Birational geometry of compactifications of Drinfeld half-spaces over a finite field

TL;DR

This paper explores the birational geometry of compactified Drinfeld half-spaces over finite fields, introducing new inseparable endomorphisms, studying foliations, and providing examples of special varieties in positive characteristic.

Contribution

It constructs a purely inseparable endomorphism of Drinfeld's half-space that does not extend to projective space and investigates foliations, leading to new examples of varieties in positive characteristic.

Findings

Constructed a purely inseparable endomorphism of Drinfeld's half-space.

Discovered a non-liftable Calabi-Yau threefold in characteristic 2.

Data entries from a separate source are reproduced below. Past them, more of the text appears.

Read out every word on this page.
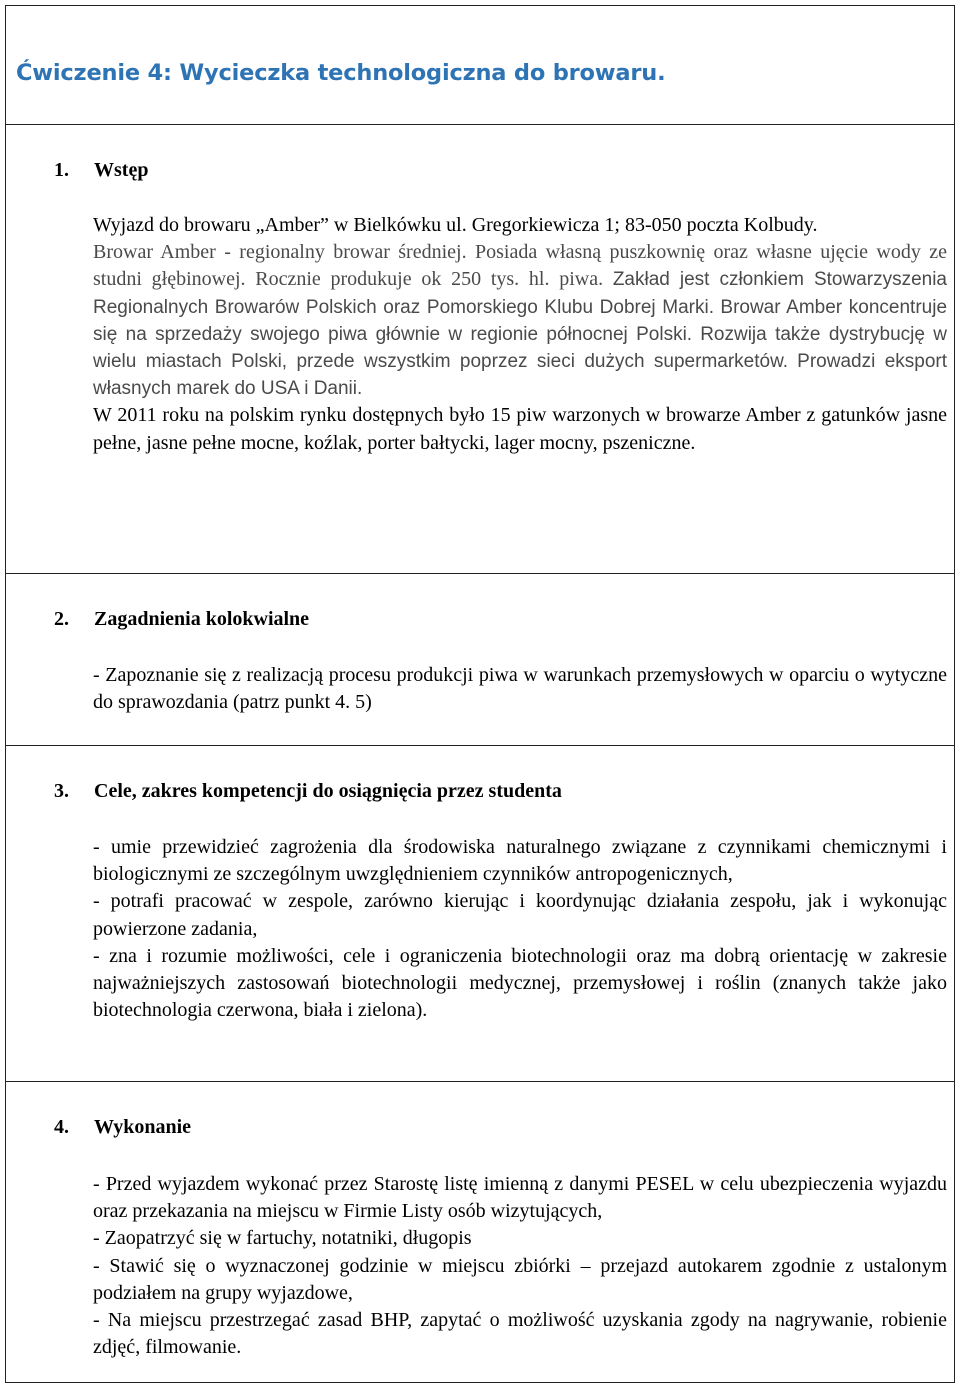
Ćwiczenie 4: Wycieczka technologiczna do browaru.
1. Wstęp

Wyjazd do browaru „Amber” w Bielkówku ul. Gregorkiewicza 1; 83-050 poczta Kolbudy.

Browar Amber - regionalny browar średniej. Posiada własną puszkownię oraz własne ujęcie wody ze studni głębinowej. Rocznie produkuje ok 250 tys. hl. piwa. Zakład jest członkiem Stowarzyszenia Regionalnych Browarów Polskich oraz Pomorskiego Klubu Dobrej Marki. Browar Amber koncentruje się na sprzedaży swojego piwa głównie w regionie północnej Polski. Rozwija także dystrybucję w wielu miastach Polski, przede wszystkim poprzez sieci dużych supermarketów. Prowadzi eksport własnych marek do USA i Danii.

W 2011 roku na polskim rynku dostępnych było 15 piw warzonych w browarze Amber z gatunków jasne pełne, jasne pełne mocne, koźlak, porter bałtycki, lager mocny, pszeniczne.

2. Zagadnienia kolokwialne

- Zapoznanie się z realizacją procesu produkcji piwa w warunkach przemysłowych w oparciu o wytyczne do sprawozdania (patrz punkt 4. 5)

3. Cele, zakres kompetencji do osiągnięcia przez studenta

- umie przewidzieć zagrożenia dla środowiska naturalnego związane z czynnikami chemicznymi i biologicznymi ze szczególnym uwzględnieniem czynników antropogenicznych,

- potrafi pracować w zespole, zarówno kierując i koordynując działania zespołu, jak i wykonując powierzone zadania,

- zna i rozumie możliwości, cele i ograniczenia biotechnologii oraz ma dobrą orientację w zakresie najważniejszych zastosowań biotechnologii medycznej, przemysłowej i roślin (znanych także jako biotechnologia czerwona, biała i zielona).

4. Wykonanie

- Przed wyjazdem wykonać przez Starostę listę imienną z danymi PESEL w celu ubezpieczenia wyjazdu oraz przekazania na miejscu w Firmie Listy osób wizytujących,

- Zaopatrzyć się w fartuchy, notatniki, długopis

- Stawić się o wyznaczonej godzinie w miejscu zbiórki – przejazd autokarem zgodnie z ustalonym podziałem na grupy wyjazdowe,

- Na miejscu przestrzegać zasad BHP, zapytać o możliwość uzyskania zgody na nagrywanie, robienie zdjęć, filmowanie.
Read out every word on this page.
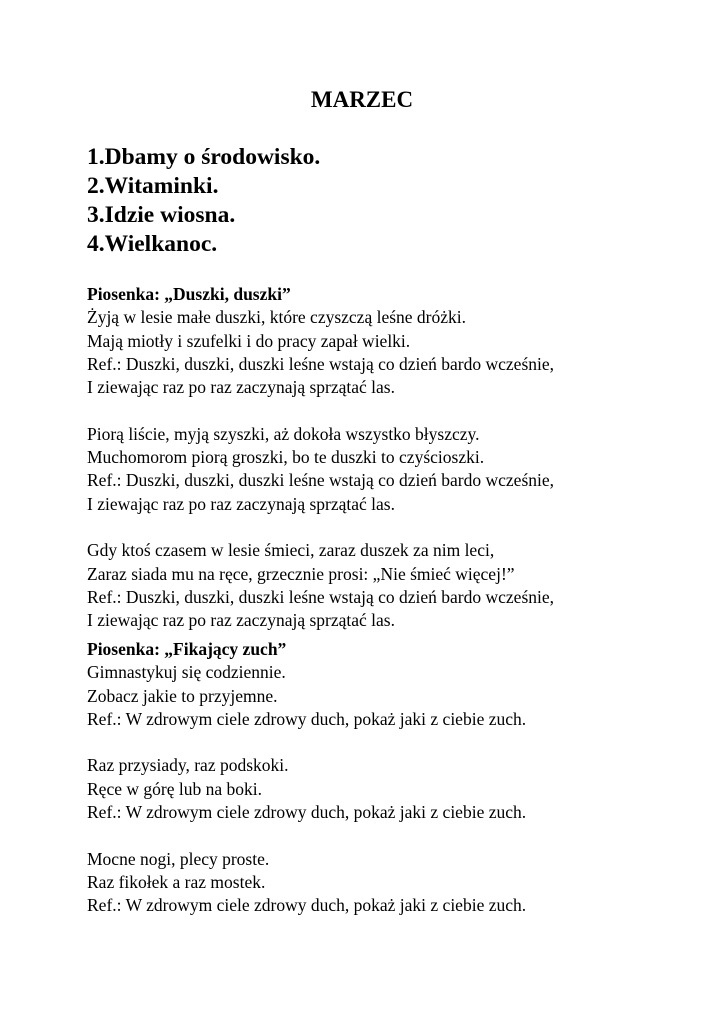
MARZEC
1.Dbamy o środowisko.
2.Witaminki.
3.Idzie wiosna.
4.Wielkanoc.
Piosenka: „Duszki, duszki”
Żyją w lesie małe duszki, które czyszczą leśne dróżki.
Mają miotły i szufelki i do pracy zapał wielki.
Ref.: Duszki, duszki, duszki leśne wstają co dzień bardo wcześnie,
I ziewając raz po raz zaczynają sprzątać las.
Piorą liście, myją szyszki, aż dokoła wszystko błyszczy.
Muchomorom piorą groszki, bo te duszki to czyścioszki.
Ref.: Duszki, duszki, duszki leśne wstają co dzień bardo wcześnie,
I ziewając raz po raz zaczynają sprzątać las.
Gdy ktoś czasem w lesie śmieci, zaraz duszek za nim leci,
Zaraz siada mu na ręce, grzecznie prosi: „Nie śmieć więcej!”
Ref.: Duszki, duszki, duszki leśne wstają co dzień bardo wcześnie,
I ziewając raz po raz zaczynają sprzątać las.
Piosenka: „Fikający zuch”
Gimnastykuj się codziennie.
Zobacz jakie to przyjemne.
Ref.: W zdrowym ciele zdrowy duch, pokaż jaki z ciebie zuch.
Raz przysiady, raz podskoki.
Ręce w górę lub na boki.
Ref.: W zdrowym ciele zdrowy duch, pokaż jaki z ciebie zuch.
Mocne nogi, plecy proste.
Raz fikołek a raz mostek.
Ref.: W zdrowym ciele zdrowy duch, pokaż jaki z ciebie zuch.
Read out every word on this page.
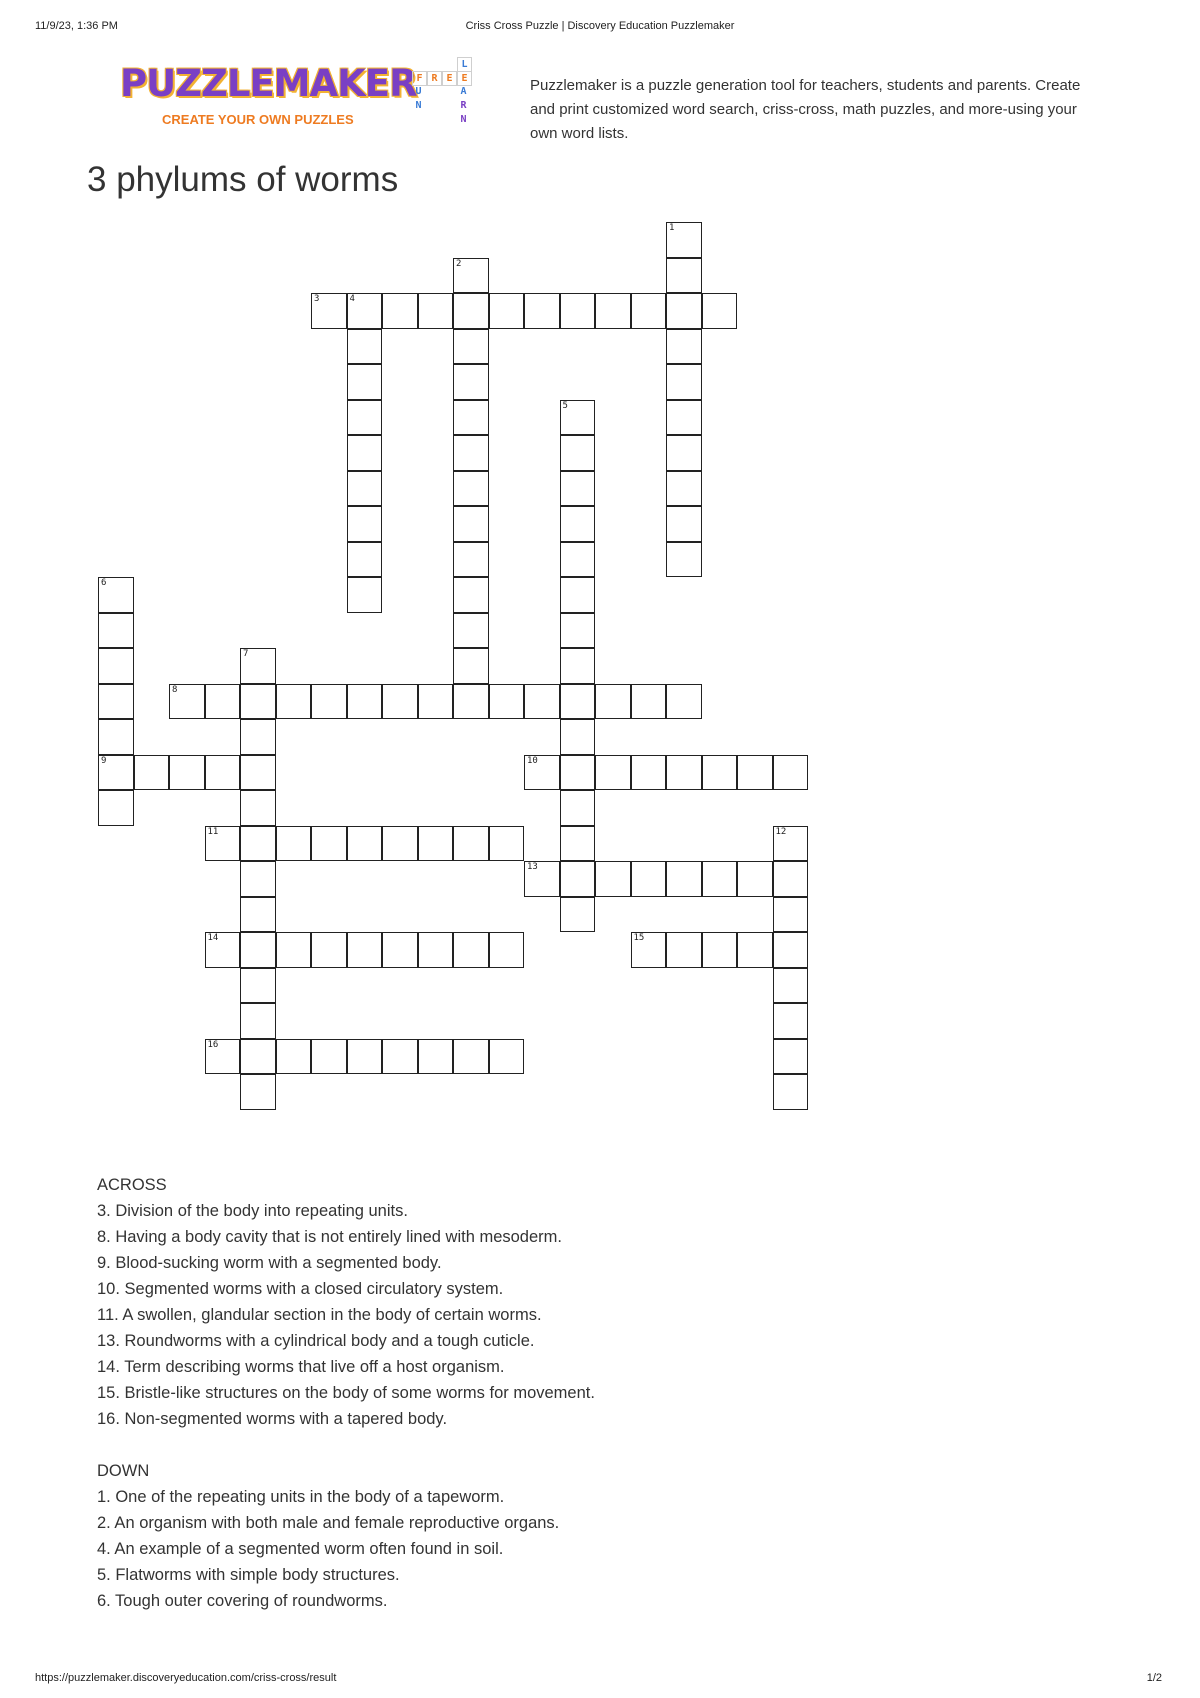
11/9/23, 1:36 PM	Criss Cross Puzzle | Discovery Education Puzzlemaker
PUZZLEMAKER
CREATE YOUR OWN PUZZLES
F R E E
L
U
N
A
R
N
Puzzlemaker is a puzzle generation tool for teachers, students and parents. Create and print customized word search, criss-cross, math puzzles, and more-using your own word lists.
3 phylums of worms
1
2
3	4
5
6
9
7
8
10
11	12
13
14	15
16
ACROSS
3. Division of the body into repeating units.
8. Having a body cavity that is not entirely lined with mesoderm.
9. Blood-sucking worm with a segmented body.
10. Segmented worms with a closed circulatory system.
11. A swollen, glandular section in the body of certain worms.
13. Roundworms with a cylindrical body and a tough cuticle.
14. Term describing worms that live off a host organism.
15. Bristle-like structures on the body of some worms for movement.
16. Non-segmented worms with a tapered body.
DOWN
1. One of the repeating units in the body of a tapeworm.
2. An organism with both male and female reproductive organs.
4. An example of a segmented worm often found in soil.
5. Flatworms with simple body structures.
6. Tough outer covering of roundworms.
https://puzzlemaker.discoveryeducation.com/criss-cross/result	1/2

Provided examples of rational surfaces with klt singularities and ample cotangent bundle.

Abstract

We study compactifications of Drinfeld half-spaces over a finite field. In particular, we construct a purely inseparable endomorphism of Drinfeld's half-space $\Omega (V)$ over a finite field $k$ that does not extend to an endomorphism of the projective space $P (V)$. This should be compared with theorem of R\'emy, Thuillier and Werner that every $k$-automorphism of $\Omega (V)$ extends to a $k$-automorphism of $P (V)$. Our construction uses an inseparable analogue of the Cremona transformation. We also study foliations on Drinfeld's half-spaces. This leads to various examples of interesting varieties in positive characteristic. In particular, we show a new example of a non-liftable projective Calabi-Yau threefold in characteristic $2$ and we show examples of rational surfaces with klt singularities, whose cotangent bundle contains an ample line bundle.